The raw vegan diet combines
the concepts of veganism and raw foodism. It excludes animal products (like
veganism) and foods must be mostly or completely unprocessed and raw. A food is
considered raw if it has never been heated 104 - 118 F (40 - 48 C). Raw foodism
and raw veganism are interchangeable since most consumable animal products are
processed. The raw vegan diet traces back to the 1800s. A scientist discovered
they could cure their jaundice by eating raw apples. From there, many
experiments were made to test the effect of raw foods on human health.
PROS
- No cooking - if you are someone
who does not especially enjoy cooking, this diet might be the one for you.
Not only that, but cleanup is relatively easy after meals if you don’t
cook.
- Weight loss - This is the number one reason that people take up this diet besides ethics.
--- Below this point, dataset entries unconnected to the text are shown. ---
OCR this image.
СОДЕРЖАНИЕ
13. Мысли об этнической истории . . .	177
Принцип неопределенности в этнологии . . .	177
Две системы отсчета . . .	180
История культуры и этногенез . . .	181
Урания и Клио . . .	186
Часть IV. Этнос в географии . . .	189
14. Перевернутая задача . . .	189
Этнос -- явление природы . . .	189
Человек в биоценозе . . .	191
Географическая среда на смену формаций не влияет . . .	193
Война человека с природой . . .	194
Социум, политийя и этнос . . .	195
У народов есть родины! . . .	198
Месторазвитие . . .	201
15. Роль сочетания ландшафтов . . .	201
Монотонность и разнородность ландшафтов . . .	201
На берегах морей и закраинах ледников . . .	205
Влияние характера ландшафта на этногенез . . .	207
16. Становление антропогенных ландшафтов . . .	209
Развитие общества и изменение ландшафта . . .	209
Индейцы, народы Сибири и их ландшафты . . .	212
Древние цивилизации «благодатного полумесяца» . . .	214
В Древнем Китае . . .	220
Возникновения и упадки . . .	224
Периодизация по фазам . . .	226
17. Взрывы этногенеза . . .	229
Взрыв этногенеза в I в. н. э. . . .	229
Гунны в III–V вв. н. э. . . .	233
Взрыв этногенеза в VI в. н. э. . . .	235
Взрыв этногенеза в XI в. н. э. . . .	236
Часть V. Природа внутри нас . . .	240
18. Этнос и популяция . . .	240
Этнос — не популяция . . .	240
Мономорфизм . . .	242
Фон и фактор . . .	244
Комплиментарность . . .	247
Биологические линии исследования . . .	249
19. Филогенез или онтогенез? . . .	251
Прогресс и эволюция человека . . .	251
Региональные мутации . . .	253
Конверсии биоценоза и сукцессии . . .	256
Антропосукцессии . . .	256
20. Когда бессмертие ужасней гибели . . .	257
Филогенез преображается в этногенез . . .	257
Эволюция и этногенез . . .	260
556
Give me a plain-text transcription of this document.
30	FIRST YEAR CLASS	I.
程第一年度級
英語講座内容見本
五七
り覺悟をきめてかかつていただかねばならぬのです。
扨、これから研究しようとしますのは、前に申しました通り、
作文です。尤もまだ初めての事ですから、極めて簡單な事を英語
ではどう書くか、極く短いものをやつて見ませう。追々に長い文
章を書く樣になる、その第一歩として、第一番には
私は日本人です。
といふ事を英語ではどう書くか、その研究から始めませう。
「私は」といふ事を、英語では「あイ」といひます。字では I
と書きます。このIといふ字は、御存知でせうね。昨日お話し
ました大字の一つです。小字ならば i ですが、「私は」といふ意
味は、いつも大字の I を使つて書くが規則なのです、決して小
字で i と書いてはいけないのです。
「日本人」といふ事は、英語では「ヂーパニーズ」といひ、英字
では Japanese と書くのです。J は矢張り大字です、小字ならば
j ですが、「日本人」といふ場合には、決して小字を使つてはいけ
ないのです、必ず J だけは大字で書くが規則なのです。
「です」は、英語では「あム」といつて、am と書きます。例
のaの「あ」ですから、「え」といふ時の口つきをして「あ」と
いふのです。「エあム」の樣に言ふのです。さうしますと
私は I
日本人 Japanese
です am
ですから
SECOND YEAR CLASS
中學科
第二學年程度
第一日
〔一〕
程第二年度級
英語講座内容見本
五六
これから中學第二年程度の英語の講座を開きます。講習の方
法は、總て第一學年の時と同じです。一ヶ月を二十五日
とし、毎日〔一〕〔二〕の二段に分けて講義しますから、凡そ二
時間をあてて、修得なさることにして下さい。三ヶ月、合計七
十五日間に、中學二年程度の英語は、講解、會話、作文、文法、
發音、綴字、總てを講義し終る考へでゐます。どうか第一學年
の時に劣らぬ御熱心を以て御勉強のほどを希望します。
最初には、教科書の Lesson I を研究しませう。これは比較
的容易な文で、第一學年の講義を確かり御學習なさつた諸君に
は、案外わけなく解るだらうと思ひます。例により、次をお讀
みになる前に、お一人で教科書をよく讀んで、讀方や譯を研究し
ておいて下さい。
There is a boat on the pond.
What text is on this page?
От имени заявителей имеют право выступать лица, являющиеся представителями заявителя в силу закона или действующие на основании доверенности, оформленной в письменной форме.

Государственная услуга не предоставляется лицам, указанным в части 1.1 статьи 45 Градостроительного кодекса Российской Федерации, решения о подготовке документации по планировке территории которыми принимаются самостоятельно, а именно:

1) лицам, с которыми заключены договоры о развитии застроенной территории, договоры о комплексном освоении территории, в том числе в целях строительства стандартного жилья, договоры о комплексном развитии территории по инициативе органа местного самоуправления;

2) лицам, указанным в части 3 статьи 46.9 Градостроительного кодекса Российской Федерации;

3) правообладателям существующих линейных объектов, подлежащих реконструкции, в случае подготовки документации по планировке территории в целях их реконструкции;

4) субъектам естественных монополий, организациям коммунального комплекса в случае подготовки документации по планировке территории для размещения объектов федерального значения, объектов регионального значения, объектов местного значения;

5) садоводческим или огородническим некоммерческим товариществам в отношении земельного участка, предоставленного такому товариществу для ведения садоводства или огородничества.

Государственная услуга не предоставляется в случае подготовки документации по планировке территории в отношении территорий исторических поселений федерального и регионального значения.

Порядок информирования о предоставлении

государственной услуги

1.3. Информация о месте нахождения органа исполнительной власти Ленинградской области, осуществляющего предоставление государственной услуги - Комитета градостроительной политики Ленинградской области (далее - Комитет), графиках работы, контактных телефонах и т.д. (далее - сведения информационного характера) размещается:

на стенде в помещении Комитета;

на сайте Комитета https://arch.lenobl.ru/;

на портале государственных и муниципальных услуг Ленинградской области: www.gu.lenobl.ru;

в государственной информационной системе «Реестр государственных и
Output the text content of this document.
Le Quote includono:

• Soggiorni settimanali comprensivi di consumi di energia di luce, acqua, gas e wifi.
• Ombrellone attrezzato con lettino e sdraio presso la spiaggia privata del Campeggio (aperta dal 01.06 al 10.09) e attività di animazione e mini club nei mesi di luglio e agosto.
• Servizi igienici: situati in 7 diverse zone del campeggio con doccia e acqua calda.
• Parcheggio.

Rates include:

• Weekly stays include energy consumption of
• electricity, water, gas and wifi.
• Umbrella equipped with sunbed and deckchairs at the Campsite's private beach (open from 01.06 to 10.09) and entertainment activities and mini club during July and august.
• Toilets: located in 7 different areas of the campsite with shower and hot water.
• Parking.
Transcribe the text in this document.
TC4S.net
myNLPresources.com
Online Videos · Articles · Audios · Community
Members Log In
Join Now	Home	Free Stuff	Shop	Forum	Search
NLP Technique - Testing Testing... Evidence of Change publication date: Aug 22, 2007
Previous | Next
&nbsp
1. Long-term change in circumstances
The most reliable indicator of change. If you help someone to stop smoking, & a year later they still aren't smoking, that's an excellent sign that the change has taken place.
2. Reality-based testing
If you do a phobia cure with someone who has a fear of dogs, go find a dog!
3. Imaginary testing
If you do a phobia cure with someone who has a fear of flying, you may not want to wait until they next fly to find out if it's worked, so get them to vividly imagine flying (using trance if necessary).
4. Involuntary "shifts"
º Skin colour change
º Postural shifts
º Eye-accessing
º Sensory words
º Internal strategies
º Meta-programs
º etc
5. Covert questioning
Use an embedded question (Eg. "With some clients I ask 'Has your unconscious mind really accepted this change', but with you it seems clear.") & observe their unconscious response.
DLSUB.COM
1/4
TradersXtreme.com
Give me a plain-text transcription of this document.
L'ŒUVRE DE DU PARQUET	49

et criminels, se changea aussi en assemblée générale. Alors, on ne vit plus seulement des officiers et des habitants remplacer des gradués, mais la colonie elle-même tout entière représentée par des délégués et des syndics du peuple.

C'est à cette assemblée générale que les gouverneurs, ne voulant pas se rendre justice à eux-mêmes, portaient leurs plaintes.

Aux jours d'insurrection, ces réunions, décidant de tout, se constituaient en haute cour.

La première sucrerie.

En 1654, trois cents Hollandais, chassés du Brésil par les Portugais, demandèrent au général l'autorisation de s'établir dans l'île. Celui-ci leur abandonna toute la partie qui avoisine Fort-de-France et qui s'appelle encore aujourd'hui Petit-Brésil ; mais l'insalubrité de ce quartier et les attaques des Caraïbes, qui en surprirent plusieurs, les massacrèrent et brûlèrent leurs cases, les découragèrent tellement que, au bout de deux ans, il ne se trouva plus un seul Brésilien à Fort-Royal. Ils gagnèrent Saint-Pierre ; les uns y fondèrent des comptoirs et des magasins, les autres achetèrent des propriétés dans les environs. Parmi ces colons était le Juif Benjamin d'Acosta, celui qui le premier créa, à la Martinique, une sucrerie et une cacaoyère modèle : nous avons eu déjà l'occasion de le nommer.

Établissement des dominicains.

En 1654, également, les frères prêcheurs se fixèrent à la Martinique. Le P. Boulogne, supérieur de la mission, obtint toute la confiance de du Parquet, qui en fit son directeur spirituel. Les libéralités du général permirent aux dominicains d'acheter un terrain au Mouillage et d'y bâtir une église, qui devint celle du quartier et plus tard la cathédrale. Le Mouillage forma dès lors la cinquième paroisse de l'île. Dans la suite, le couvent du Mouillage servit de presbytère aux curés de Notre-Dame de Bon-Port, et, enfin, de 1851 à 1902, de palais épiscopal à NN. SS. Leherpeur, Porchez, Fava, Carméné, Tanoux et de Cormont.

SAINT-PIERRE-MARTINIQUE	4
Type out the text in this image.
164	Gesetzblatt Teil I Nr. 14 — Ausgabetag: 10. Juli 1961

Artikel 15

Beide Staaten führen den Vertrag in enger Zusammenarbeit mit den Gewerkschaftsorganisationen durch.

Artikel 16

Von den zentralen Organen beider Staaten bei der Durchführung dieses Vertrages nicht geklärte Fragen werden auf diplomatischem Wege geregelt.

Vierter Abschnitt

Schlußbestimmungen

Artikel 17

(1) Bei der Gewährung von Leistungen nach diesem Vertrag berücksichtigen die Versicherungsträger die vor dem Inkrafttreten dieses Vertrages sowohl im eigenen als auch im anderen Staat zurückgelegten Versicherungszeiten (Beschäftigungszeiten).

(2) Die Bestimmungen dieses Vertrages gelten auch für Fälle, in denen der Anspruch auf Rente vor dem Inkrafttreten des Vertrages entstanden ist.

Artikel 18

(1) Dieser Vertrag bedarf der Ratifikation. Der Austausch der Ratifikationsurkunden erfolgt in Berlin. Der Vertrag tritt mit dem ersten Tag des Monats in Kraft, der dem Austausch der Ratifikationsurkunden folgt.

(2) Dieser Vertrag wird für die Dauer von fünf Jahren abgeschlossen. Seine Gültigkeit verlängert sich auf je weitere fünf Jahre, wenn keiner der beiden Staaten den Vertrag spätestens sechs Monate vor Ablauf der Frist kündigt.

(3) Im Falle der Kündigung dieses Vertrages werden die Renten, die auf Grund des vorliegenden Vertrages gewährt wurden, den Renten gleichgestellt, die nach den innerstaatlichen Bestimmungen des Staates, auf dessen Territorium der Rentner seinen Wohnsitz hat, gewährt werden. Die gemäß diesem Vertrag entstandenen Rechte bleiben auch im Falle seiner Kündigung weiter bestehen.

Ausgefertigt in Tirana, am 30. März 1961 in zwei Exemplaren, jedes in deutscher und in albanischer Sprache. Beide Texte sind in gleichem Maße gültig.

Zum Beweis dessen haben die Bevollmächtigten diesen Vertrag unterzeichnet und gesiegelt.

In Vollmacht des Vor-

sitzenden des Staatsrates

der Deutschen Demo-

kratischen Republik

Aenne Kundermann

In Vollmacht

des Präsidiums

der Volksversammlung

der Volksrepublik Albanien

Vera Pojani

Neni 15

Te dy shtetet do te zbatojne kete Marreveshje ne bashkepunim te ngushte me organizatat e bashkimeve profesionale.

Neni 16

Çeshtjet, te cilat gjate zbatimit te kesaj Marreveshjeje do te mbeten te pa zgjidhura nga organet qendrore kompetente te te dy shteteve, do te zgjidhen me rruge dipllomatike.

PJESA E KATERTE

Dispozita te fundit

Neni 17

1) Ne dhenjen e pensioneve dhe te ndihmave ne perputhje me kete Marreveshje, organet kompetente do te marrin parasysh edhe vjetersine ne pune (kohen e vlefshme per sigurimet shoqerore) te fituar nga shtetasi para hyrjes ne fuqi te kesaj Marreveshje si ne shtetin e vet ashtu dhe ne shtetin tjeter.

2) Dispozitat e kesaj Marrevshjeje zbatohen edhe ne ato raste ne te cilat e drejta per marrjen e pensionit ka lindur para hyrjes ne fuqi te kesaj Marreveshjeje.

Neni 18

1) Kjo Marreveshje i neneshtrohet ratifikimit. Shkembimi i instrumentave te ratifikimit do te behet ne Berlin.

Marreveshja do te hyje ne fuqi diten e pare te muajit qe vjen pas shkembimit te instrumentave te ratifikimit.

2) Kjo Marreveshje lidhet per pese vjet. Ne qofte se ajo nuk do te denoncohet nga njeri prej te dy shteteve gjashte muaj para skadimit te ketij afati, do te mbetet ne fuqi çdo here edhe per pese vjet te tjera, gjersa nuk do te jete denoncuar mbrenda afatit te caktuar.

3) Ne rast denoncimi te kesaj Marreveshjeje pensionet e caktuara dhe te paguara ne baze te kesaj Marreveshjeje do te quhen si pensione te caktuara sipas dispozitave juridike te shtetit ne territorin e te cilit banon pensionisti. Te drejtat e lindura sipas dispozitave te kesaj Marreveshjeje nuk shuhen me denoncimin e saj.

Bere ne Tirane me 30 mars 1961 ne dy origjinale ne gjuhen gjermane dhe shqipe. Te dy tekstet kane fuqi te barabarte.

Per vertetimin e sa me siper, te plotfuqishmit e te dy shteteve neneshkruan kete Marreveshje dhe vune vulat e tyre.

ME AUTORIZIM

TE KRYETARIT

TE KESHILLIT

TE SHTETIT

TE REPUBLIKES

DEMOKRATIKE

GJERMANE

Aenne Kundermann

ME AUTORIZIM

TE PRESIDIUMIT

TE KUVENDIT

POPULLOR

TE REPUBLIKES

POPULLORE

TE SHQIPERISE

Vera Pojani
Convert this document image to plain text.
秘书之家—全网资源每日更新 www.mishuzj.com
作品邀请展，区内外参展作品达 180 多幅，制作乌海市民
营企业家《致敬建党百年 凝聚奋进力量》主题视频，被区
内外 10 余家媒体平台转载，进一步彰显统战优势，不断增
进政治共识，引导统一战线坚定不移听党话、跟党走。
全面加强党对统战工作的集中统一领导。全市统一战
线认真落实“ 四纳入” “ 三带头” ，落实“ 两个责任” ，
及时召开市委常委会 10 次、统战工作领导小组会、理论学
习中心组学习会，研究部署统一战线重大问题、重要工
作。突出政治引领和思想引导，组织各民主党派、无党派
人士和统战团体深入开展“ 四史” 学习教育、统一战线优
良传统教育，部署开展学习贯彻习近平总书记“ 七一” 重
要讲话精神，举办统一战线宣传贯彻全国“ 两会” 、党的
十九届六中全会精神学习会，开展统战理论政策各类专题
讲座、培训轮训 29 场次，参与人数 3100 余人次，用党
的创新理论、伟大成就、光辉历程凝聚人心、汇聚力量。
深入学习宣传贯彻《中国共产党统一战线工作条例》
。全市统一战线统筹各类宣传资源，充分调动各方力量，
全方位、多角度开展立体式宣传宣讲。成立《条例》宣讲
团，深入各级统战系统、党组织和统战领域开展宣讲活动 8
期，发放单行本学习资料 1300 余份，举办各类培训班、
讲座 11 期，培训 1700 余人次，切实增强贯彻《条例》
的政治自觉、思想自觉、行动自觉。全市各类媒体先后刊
Eating less processed foods decreases calorie intake, so most people who begin the raw vegan diet lose weight.
- Heart health - The raw vegan diet is
naturally rich in fruits and vegetables which are known to lower blood
pressure and reduce the risk of cardiovascular diseases.
CONS
- Very Restrictive
- A diet that excludes all cooked food might be hard
to maintain. While going out with people, it may be hard to find things to
eat.
- Hard to find/
expensive - The foods in this diet must be 100% organic, so food
treated with pesticides, pasteurized food, etc… is not included. This type
of food is not only hard to find sometimes but more expensive than your
typical processed foods.
- Nutrients - To have a
successfully healthy diet, you must make sure that you get all the
vitamins and nutrients you need. One vitamin not found in plant foods is
b-12. So, you may need to take supplements to get all your nutrients.